Wie ein Tiroler das Familienvermögen für den olympischen Traum opferte

Es war absehbar, dass Benjamin Maier seine Frau einmal im Eiskanal finden würde. Jede andere wäre wahrscheinlich längst mit ihm Schlitten gefahren und hätte gefragt, ob ihm denn nichts Besseres einfallen würde, als das gesamte Familienvermögen in einen Bob zu stecken.

Elisabeth Maier, die unter dem Mädchennamen Vathje für Kanada WM-Bronze im Skeleton gewann, versteht als Spitzensportlerin aber nur zu gut, was Benjamin Maier antreibt und warum er so viel Zeit und auch Geld in seine Leidenschaft investiert: Der Tiroler hat es sich nun einmal zum Ziel gesetzt, ein Bobstar zu werden. „Entweder man zieht den Schlussstrich, oder man zieht es durch.
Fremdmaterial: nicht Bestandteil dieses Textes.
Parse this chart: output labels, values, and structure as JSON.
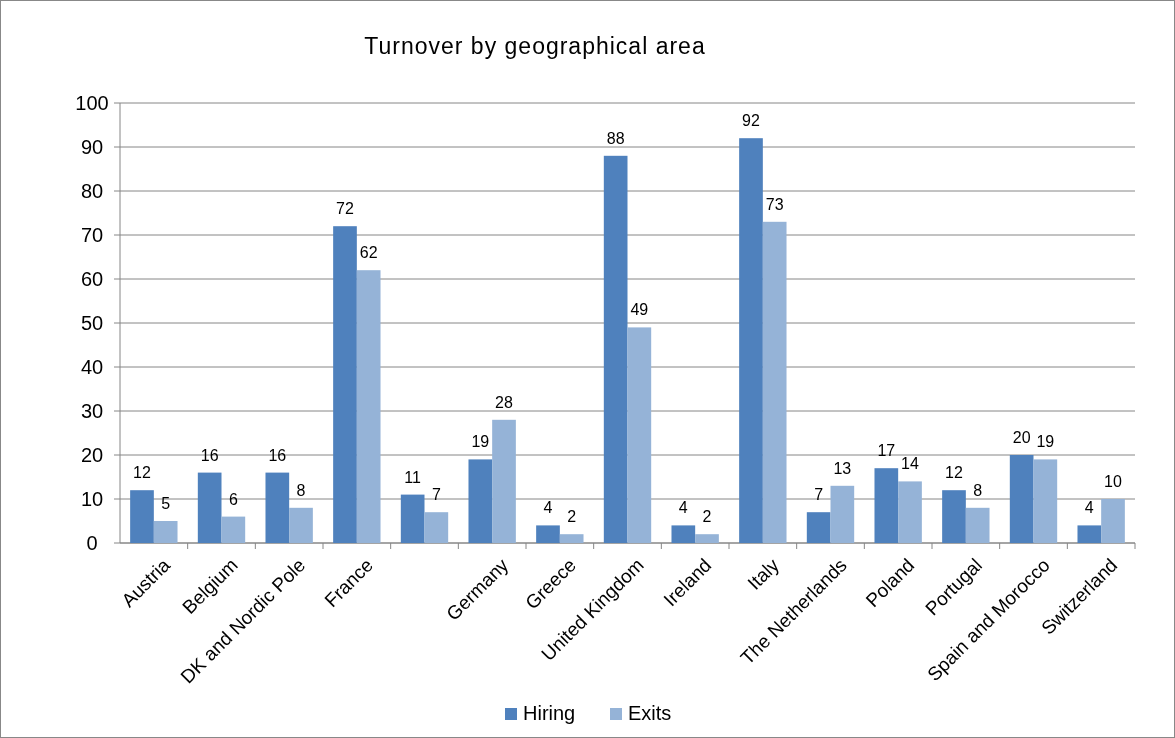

Es funktioniert nur ganz oder gar nicht“, sagt Benjamin Maier.
In Wahrheit sind die Bobfahrer die ärmsten Hunde, da sie mit Abstand den teuersten Sport betreiben, den es bei Olympischen Winterspielen zu bestaunen gibt. Wenn Skispringer mitunter jammern, dass ein neuer Sprunganzug mittlerweile 800 Euro kostet, dann kostet das Benjamin Maier nur ein müdes Lächeln. Im Eiskanal redet man von ganz anderen Summen.
Der Viererbob, mit dem der 27-Jährige am Samstag und Sonntag in Yanqing auf Medaillenjagd geht, hat einen Wert von 120.000 Euro. Und da lenkt der Tiroler noch gar nicht einmal den Luxusschlitten. Mit dem Bob allein ist es freilich nicht getan: Auch die Kufen haben ihren stolzen Preis, „da muss man pro Satz mit 10.000 bis 15.000 Euro rechnen“.
Es erklärt sich von selbst, dass Bobpiloten, die erfolgreich sein wollen, etliche Kufen im Fundus haben müssen. „Alles Geld, das ich habe, steckt da drinnen“, gesteht Benjamin Maier. „Entweder du bleibst dabei, oder du bist quasi pleite.“
Wie fast alle seine Bobkollegen hat auch der Rumer sich schon die Sinnfrage gestellt. Am Ende war die Lust auf Medaillen und Erfolge immer größer als die Sorge vor einem finanziellen Ruin. Die vergangenen Jahre bestätigten ihn und sein Team darin.
2021 wurde Maier im Vierer Vizeweltmeister, mit dem großen Schlitten war der Tiroler zuletzt Stammgast in den Top drei. „Bei Olympia war von uns immer schon alles auf den Vierer ausgerichtet“, erzählt Maier, der mit Rang fünf in der Zweierbob-Konkurrenz bewies, dass ihm der lange, anspruchsvolle Eiskanal in China liegt.
Seine Erfahrung und sein Fahrgefühl kämen ihm jetzt bei seinen dritten Spielen zugute, meint Maier. Als 19-Jähriger hatte er 2014 in Sotschi sein Olympiadebüt gegeben, 2018 in Pyeongchang scheiterte die Mission Medaille noch am Material. Jetzt wäre die Zeit reif für eine Medaille und einen Lohn für die Entbehrungen und Investitionen. „Wir haben alles unternommen und uns ein Umfeld geschaffen, dass wir diesmal sagen können: ,Wir müssen nicht darauf hoffen, dass jemand anderem ein Fehler passiert. Wir haben es selbst in der Hand.‘“
Zweierbob
Katrin Beierl hatte sich die Vorbereitung auf den Saisonhöhepunkt anders vorgestellt. Eine Corona-Infektion warf die Bobpilotin aus Himberg im Jänner aus der Bahn, erst mit Verspätung konnte die 28-Jährige zu den Winterspielen reisen. „Ich habe zwei Wochen nicht trainiert“, sagt Katrin Beierl, die im vergangenen Winter zusammen mit Jennifer Onasanya sensationell den Gesamtweltcup gewinnen konnte.
Dennoch wäre es vermessen, von der Niederösterreicherin im Zweierbob heute und morgen eine Medaille zu erwarten. Im vergangenen Corona-Winter hatten einige weibliche Bobstars auf den Weltcup verzichtet. In dieser Saison konnte Beierl, die sich für den Bewerb den Zweierbob von Benjamin Maier ausleiht, nicht mehr an die Top-Ergebnisse aus dem Vorjahr anschließen. 2018 war sie 17. geworden, diesmal sollte ein Top-Ten-Platz möglich sein.